KARACHI: President Federation of Pakistan Chambers of Commerce and Industry (FPCCI) Abdul Rauf Alal on Saturday said that the budget 2016-17 would reverse the fall in agriculture and external trade sectors.
The FPCCI leadership also lauded the zero rating for five sectors and demanded inclusion of rice in this category as this sector was facing problems.
The FPCCI leadership was giving comments on budget at a press conference here at the Federation House; with its President Abdul Rauf Alam on video link from Islamabad who was flanked by a group of senior business leaders including Chairman of the ruling group at FPCCI Iftikhar Ali Malik, FPCCI Vice President and MNA Madam Sajjida and Zubair Tufail.
FPCCI Senior Vice President S.Khalid Tawab , Vice Presidents Zulfiqar Ali Shaikh, Mian Arshad Farooq, Acting Secretary General of FPCCI Maher Alam Khan and Director General Research and Development Cell of FPCCI Dr. Ayub Mahar were prominent at FPCCI Karachi. They also called for government's more support to cottage industry.

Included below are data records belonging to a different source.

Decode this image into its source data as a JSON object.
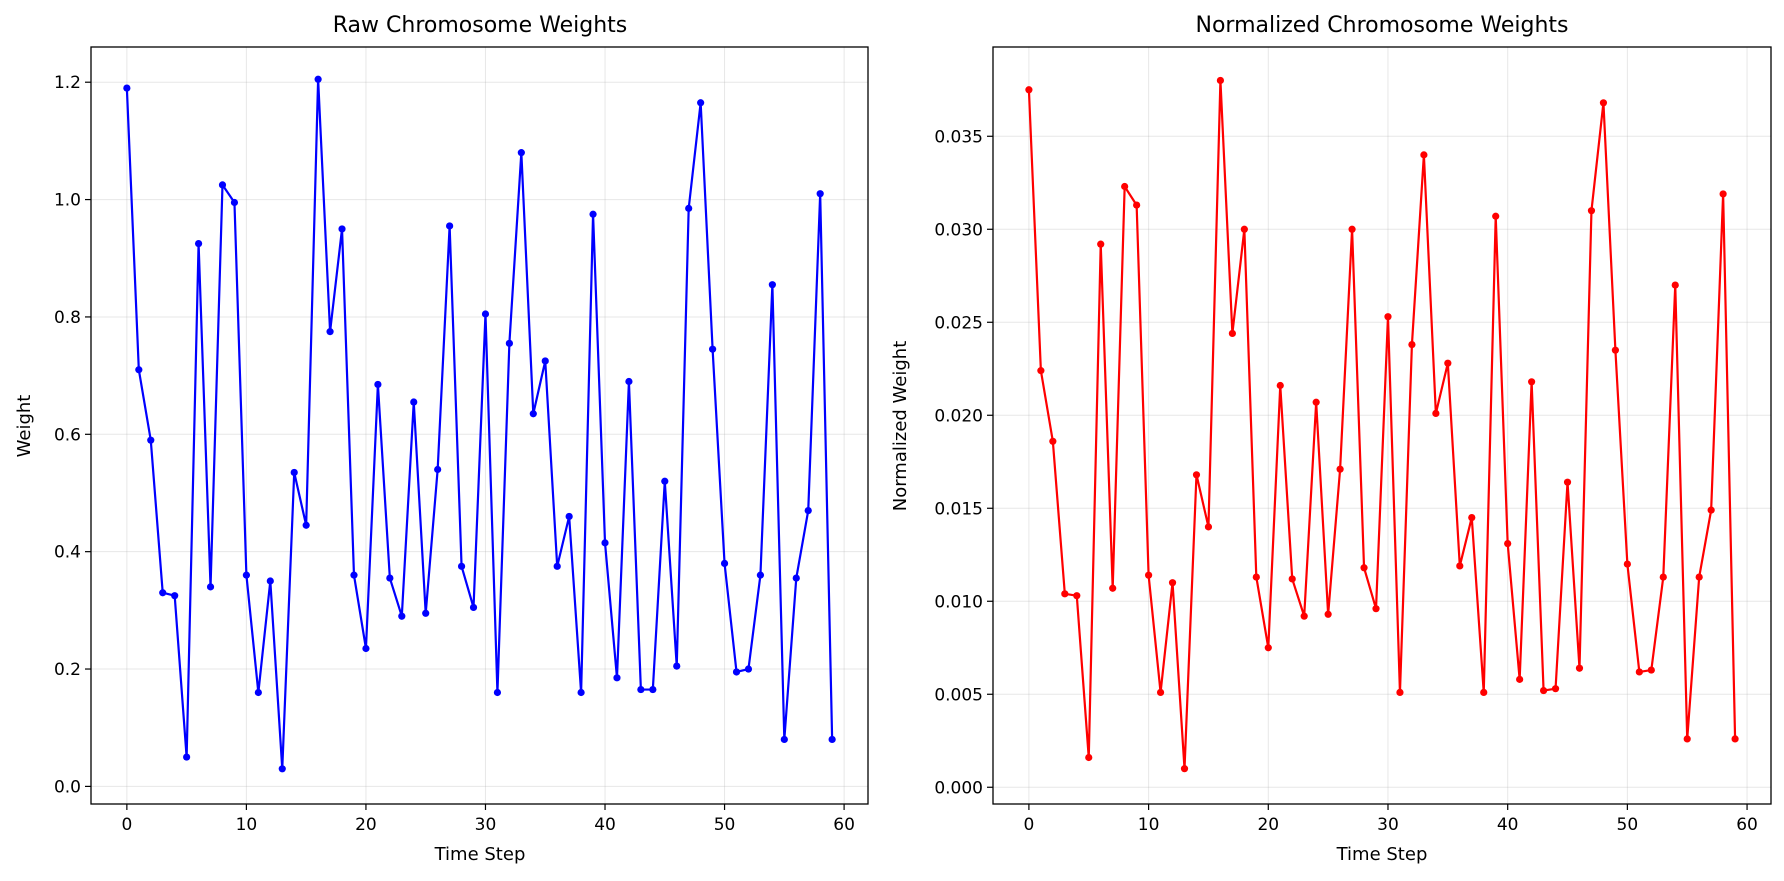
{
  "chart_data": [
    {
      "type": "line",
      "title": "Raw Chromosome Weights",
      "xlabel": "Time Step",
      "ylabel": "Weight",
      "color": "#0000ff",
      "grid": true,
      "xlim": [
        -3,
        62
      ],
      "ylim": [
        -0.03,
        1.26
      ],
      "xticks": [
        "0",
        "10",
        "20",
        "30",
        "40",
        "50",
        "60"
      ],
      "yticks": [
        "0.0",
        "0.2",
        "0.4",
        "0.6",
        "0.8",
        "1.0",
        "1.2"
      ],
      "x": [
        0,
        1,
        2,
        3,
        4,
        5,
        6,
        7,
        8,
        9,
        10,
        11,
        12,
        13,
        14,
        15,
        16,
        17,
        18,
        19,
        20,
        21,
        22,
        23,
        24,
        25,
        26,
        27,
        28,
        29,
        30,
        31,
        32,
        33,
        34,
        35,
        36,
        37,
        38,
        39,
        40,
        41,
        42,
        43,
        44,
        45,
        46,
        47,
        48,
        49,
        50,
        51,
        52,
        53,
        54,
        55,
        56,
        57,
        58,
        59
      ],
      "values": [
        1.19,
        0.71,
        0.59,
        0.33,
        0.325,
        0.05,
        0.925,
        0.34,
        1.025,
        0.995,
        0.36,
        0.16,
        0.35,
        0.03,
        0.535,
        0.445,
        1.205,
        0.775,
        0.95,
        0.36,
        0.235,
        0.685,
        0.355,
        0.29,
        0.655,
        0.295,
        0.54,
        0.955,
        0.375,
        0.305,
        0.805,
        0.16,
        0.755,
        1.08,
        0.635,
        0.725,
        0.375,
        0.46,
        0.16,
        0.975,
        0.415,
        0.185,
        0.69,
        0.165,
        0.165,
        0.52,
        0.205,
        0.985,
        1.165,
        0.745,
        0.38,
        0.195,
        0.2,
        0.36,
        0.855,
        0.08,
        0.355,
        0.47,
        1.01,
        0.08
      ]
    },
    {
      "type": "line",
      "title": "Normalized Chromosome Weights",
      "xlabel": "Time Step",
      "ylabel": "Normalized Weight",
      "color": "#ff0000",
      "grid": true,
      "xlim": [
        -3,
        62
      ],
      "ylim": [
        -0.0009,
        0.0398
      ],
      "xticks": [
        "0",
        "10",
        "20",
        "30",
        "40",
        "50",
        "60"
      ],
      "yticks": [
        "0.000",
        "0.005",
        "0.010",
        "0.015",
        "0.020",
        "0.025",
        "0.030",
        "0.035"
      ],
      "x": [
        0,
        1,
        2,
        3,
        4,
        5,
        6,
        7,
        8,
        9,
        10,
        11,
        12,
        13,
        14,
        15,
        16,
        17,
        18,
        19,
        20,
        21,
        22,
        23,
        24,
        25,
        26,
        27,
        28,
        29,
        30,
        31,
        32,
        33,
        34,
        35,
        36,
        37,
        38,
        39,
        40,
        41,
        42,
        43,
        44,
        45,
        46,
        47,
        48,
        49,
        50,
        51,
        52,
        53,
        54,
        55,
        56,
        57,
        58,
        59
      ],
      "values": [
        0.0375,
        0.0224,
        0.0186,
        0.0104,
        0.0103,
        0.0016,
        0.0292,
        0.0107,
        0.0323,
        0.0313,
        0.0114,
        0.0051,
        0.011,
        0.001,
        0.0168,
        0.014,
        0.038,
        0.0244,
        0.03,
        0.0113,
        0.0075,
        0.0216,
        0.0112,
        0.0092,
        0.0207,
        0.0093,
        0.0171,
        0.03,
        0.0118,
        0.0096,
        0.0253,
        0.0051,
        0.0238,
        0.034,
        0.0201,
        0.0228,
        0.0119,
        0.0145,
        0.0051,
        0.0307,
        0.0131,
        0.0058,
        0.0218,
        0.0052,
        0.0053,
        0.0164,
        0.0064,
        0.031,
        0.0368,
        0.0235,
        0.012,
        0.0062,
        0.0063,
        0.0113,
        0.027,
        0.0026,
        0.0113,
        0.0149,
        0.0319,
        0.0026
      ]
    }
  ]
}
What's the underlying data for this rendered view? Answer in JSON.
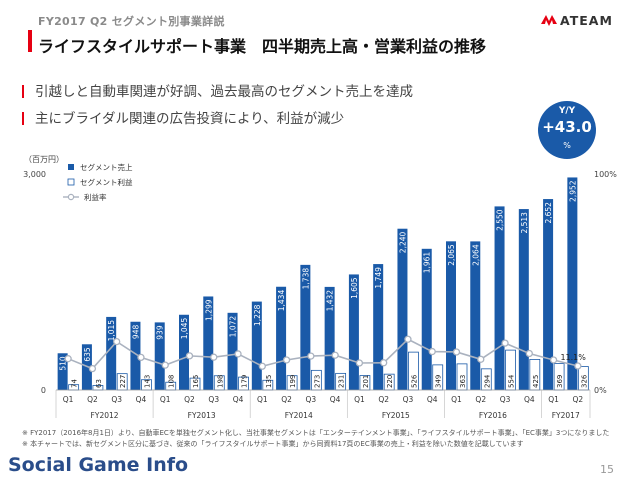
{
  "header": {
    "label": "FY2017 Q2 セグメント別事業詳説",
    "title": "ライフスタイルサポート事業　四半期売上高・営業利益の推移",
    "logo_text": "ATEAM"
  },
  "bullets": [
    "引越しと自動車関連が好調、過去最高のセグメント売上を達成",
    "主にブライダル関連の広告投資により、利益が減少"
  ],
  "yy_badge": {
    "label": "Y/Y",
    "value": "+43.0",
    "unit": "%"
  },
  "chart_data": {
    "type": "bar",
    "unit_label": "（百万円）",
    "left_axis": {
      "ticks": [
        "3,000",
        "0"
      ],
      "ylim": [
        0,
        3000
      ]
    },
    "right_axis": {
      "ticks": [
        "100%",
        "0%"
      ],
      "ylim": [
        0,
        100
      ]
    },
    "legend": [
      "セグメント売上",
      "セグメント利益",
      "利益率"
    ],
    "quarters": [
      "Q1",
      "Q2",
      "Q3",
      "Q4",
      "Q1",
      "Q2",
      "Q3",
      "Q4",
      "Q1",
      "Q2",
      "Q3",
      "Q4",
      "Q1",
      "Q2",
      "Q3",
      "Q4",
      "Q1",
      "Q2",
      "Q3",
      "Q4",
      "Q1",
      "Q2"
    ],
    "fiscal_years": [
      {
        "label": "FY2012",
        "start": 0,
        "count": 4
      },
      {
        "label": "FY2013",
        "start": 4,
        "count": 4
      },
      {
        "label": "FY2014",
        "start": 8,
        "count": 4
      },
      {
        "label": "FY2015",
        "start": 12,
        "count": 4
      },
      {
        "label": "FY2016",
        "start": 16,
        "count": 4
      },
      {
        "label": "FY2017",
        "start": 20,
        "count": 2
      }
    ],
    "series": [
      {
        "name": "セグメント売上",
        "values": [
          510,
          635,
          1015,
          948,
          939,
          1045,
          1299,
          1072,
          1228,
          1434,
          1738,
          1432,
          1605,
          1749,
          2240,
          1961,
          2065,
          2064,
          2550,
          2513,
          2652,
          2952
        ]
      },
      {
        "name": "セグメント利益",
        "values": [
          74,
          63,
          227,
          143,
          108,
          165,
          198,
          179,
          135,
          199,
          273,
          231,
          201,
          220,
          526,
          349,
          363,
          294,
          554,
          425,
          369,
          326
        ]
      },
      {
        "name": "利益率",
        "values": [
          14.5,
          9.9,
          22.4,
          15.1,
          11.5,
          15.8,
          15.2,
          16.7,
          11.0,
          13.9,
          15.7,
          16.1,
          12.5,
          12.6,
          23.5,
          17.8,
          17.6,
          14.2,
          21.7,
          16.9,
          13.9,
          11.1
        ]
      }
    ],
    "annotation": "11.1%"
  },
  "footnotes": [
    "※ FY2017（2016年8月1日）より、自動車ECを単独セグメント化し、当社事業セグメントは「エンターテインメント事業」、「ライフスタイルサポート事業」、「EC事業」3つになりました",
    "※ 本チャートでは、新セグメント区分に基づき、従来の「ライフスタイルサポート事業」から同資料17頁のEC事業の売上・利益を除いた数値を記載しています"
  ],
  "footer": {
    "brand": "Social Game Info",
    "page_number": "15"
  },
  "colors": {
    "accent": "#e60012",
    "bar": "#1a5aa8",
    "line": "#aab2bf",
    "badge": "#1a5aa8"
  }
}
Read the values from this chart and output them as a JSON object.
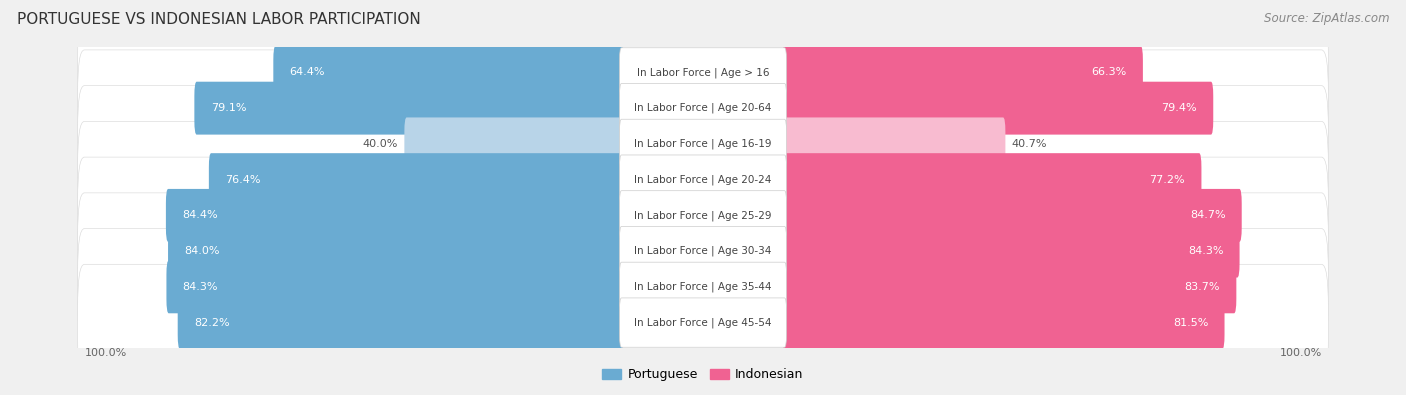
{
  "title": "PORTUGUESE VS INDONESIAN LABOR PARTICIPATION",
  "source": "Source: ZipAtlas.com",
  "categories": [
    "In Labor Force | Age > 16",
    "In Labor Force | Age 20-64",
    "In Labor Force | Age 16-19",
    "In Labor Force | Age 20-24",
    "In Labor Force | Age 25-29",
    "In Labor Force | Age 30-34",
    "In Labor Force | Age 35-44",
    "In Labor Force | Age 45-54"
  ],
  "portuguese_values": [
    64.4,
    79.1,
    40.0,
    76.4,
    84.4,
    84.0,
    84.3,
    82.2
  ],
  "indonesian_values": [
    66.3,
    79.4,
    40.7,
    77.2,
    84.7,
    84.3,
    83.7,
    81.5
  ],
  "portuguese_color": "#6aabd2",
  "portuguese_color_light": "#b8d4e8",
  "indonesian_color": "#f06292",
  "indonesian_color_light": "#f8bbd0",
  "bg_color": "#f0f0f0",
  "row_bg": "#ffffff",
  "title_fontsize": 11,
  "source_fontsize": 8.5,
  "bar_label_fontsize": 8,
  "category_fontsize": 7.5,
  "legend_fontsize": 9,
  "axis_label_fontsize": 8
}
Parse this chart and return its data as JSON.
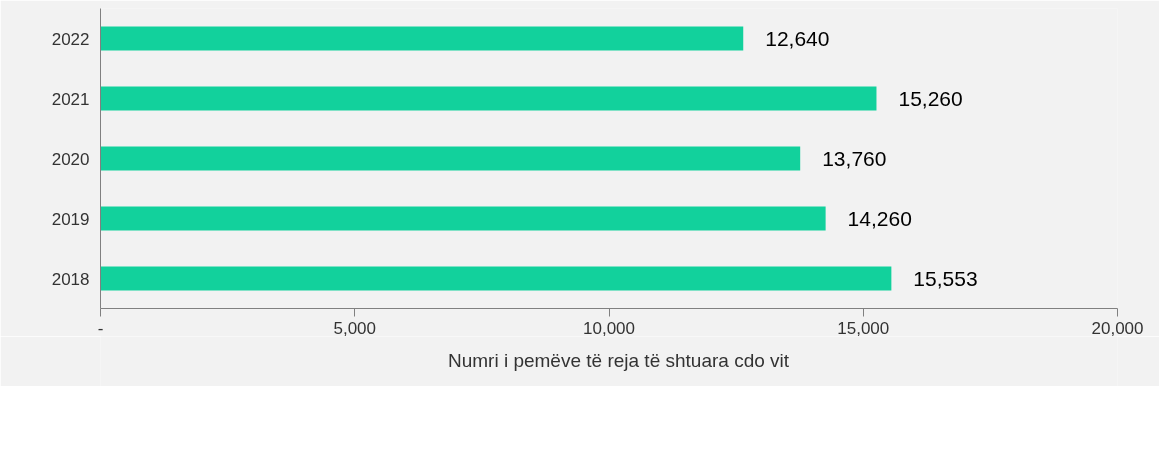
{
  "chart_data": {
    "type": "bar",
    "orientation": "horizontal",
    "categories": [
      "2022",
      "2021",
      "2020",
      "2019",
      "2018"
    ],
    "series": [
      {
        "name": "Numri i pemëve të reja të shtuara cdo vit",
        "color": "#12d19c",
        "values": [
          12640,
          15260,
          13760,
          14260,
          15553
        ],
        "value_labels": [
          "12,640",
          "15,260",
          "13,760",
          "14,260",
          "15,553"
        ]
      }
    ],
    "xlim": [
      0,
      20000
    ],
    "xticks": [
      {
        "value": 0,
        "label": "-"
      },
      {
        "value": 5000,
        "label": "5,000"
      },
      {
        "value": 10000,
        "label": "10,000"
      },
      {
        "value": 15000,
        "label": "15,000"
      },
      {
        "value": 20000,
        "label": "20,000"
      }
    ],
    "data_labels": true,
    "grid": false,
    "legend": "bottom"
  }
}
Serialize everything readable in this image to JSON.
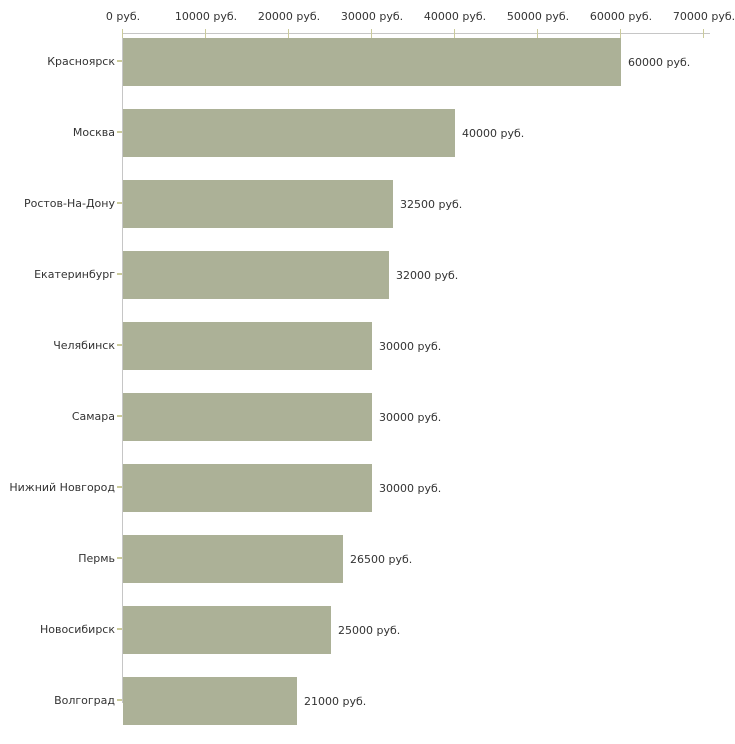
{
  "chart_data": {
    "type": "bar",
    "orientation": "horizontal",
    "title": "",
    "xlabel": "",
    "ylabel": "",
    "unit": "руб.",
    "categories": [
      "Красноярск",
      "Москва",
      "Ростов-На-Дону",
      "Екатеринбург",
      "Челябинск",
      "Самара",
      "Нижний Новгород",
      "Пермь",
      "Новосибирск",
      "Волгоград"
    ],
    "values": [
      60000,
      40000,
      32500,
      32000,
      30000,
      30000,
      30000,
      26500,
      25000,
      21000
    ],
    "value_labels": [
      "60000 руб.",
      "40000 руб.",
      "32500 руб.",
      "32000 руб.",
      "30000 руб.",
      "30000 руб.",
      "30000 руб.",
      "26500 руб.",
      "25000 руб.",
      "21000 руб."
    ],
    "xlim": [
      0,
      70000
    ],
    "x_ticks": [
      0,
      10000,
      20000,
      30000,
      40000,
      50000,
      60000,
      70000
    ],
    "x_tick_labels": [
      "0 руб.",
      "10000 руб.",
      "20000 руб.",
      "30000 руб.",
      "40000 руб.",
      "50000 руб.",
      "60000 руб.",
      "70000 руб."
    ],
    "grid": false,
    "legend": null,
    "colors": {
      "bar": "#acb197",
      "axis_line": "#c6c6c6",
      "tick_mark": "#cbcb9b",
      "text": "#333333",
      "background": "#ffffff"
    }
  }
}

They were of the view that FED on cement would hurt housing sector, thus increase cost of CPEC and other mega projects. FPCCI President announced to form a committee -- with 2 members each from the main chambers- to engage with Federal Board of Revenue (FBR) and other concerned government authorities for redressal of the business community's serious concerns on different points of the budget before it is approved by the Parliament. He noted positively the decision of the government to pay refunds and demanded that entire refunds must be paid during the months of July and August.
He announced unconditional support to government's decision to put a noose on non-filers, broaden tax base and demanded reduced reliance on withholding agents.
He said the agriculture had been focused and the prices of urea in the country now matched with that of India. Whereas, he said, the agriculture loan target of Rs 700 billion coupled with two percent reduction in mark-up would support the dwindling sector of agriculture.
The rise in salaries and pensions and hike of Rs 1000 in minimum wage of workers was insufficient, he said. Abdul Rauf Alam said that duty on two thousand items have been reduced which would reduce the cost of doing business.
He lauded the decision to give tax exemption for setting up new industry during next three years and demanded zero duty and tax on import of plants and machinery.
Former vice president FPCCI, Zubair Tufail, who was assigned the task of negotiating with FBR and Finance Minister on FPCCI proposals for the budget, said most of the recommendations were included in the budget.
FPCCI Senior Vice President S. Khalid Tawab welcomed thirty years tax holiday for the new industries to be set up at Gwadar under China- Pakistan Economic Corridor (CPEC). However, he called for a level playing field to the existing industries in other areas of the country to make these equally cost and quality competitive.
He emphasized on more incentives to the agriculture sector.
Vice President Mian Arshad Farooq maintained that industry was not given required incentives. " I do not think it as industry friendly budget." FPCCI Vice President and MNA Madam Sajjida stressed on launching more government programmes for women empowerment, which should include vocational training to them and ensuring maximum participation in business activities at national and international levels.
" Government should set up a special fund for them,' she asserted.
Capt. (Retd) Abdul Rasheed Abro-- who is senior FPCCI leader and exporter/importer, and engaged with shipping industry- said increasing duties on shipping industry would discouraging ship breaking industry in Pakistan. Similarly, he said, enhancing duty on imported plastic goods and raw materials from 5 to 11 percent would damage local plastic industry.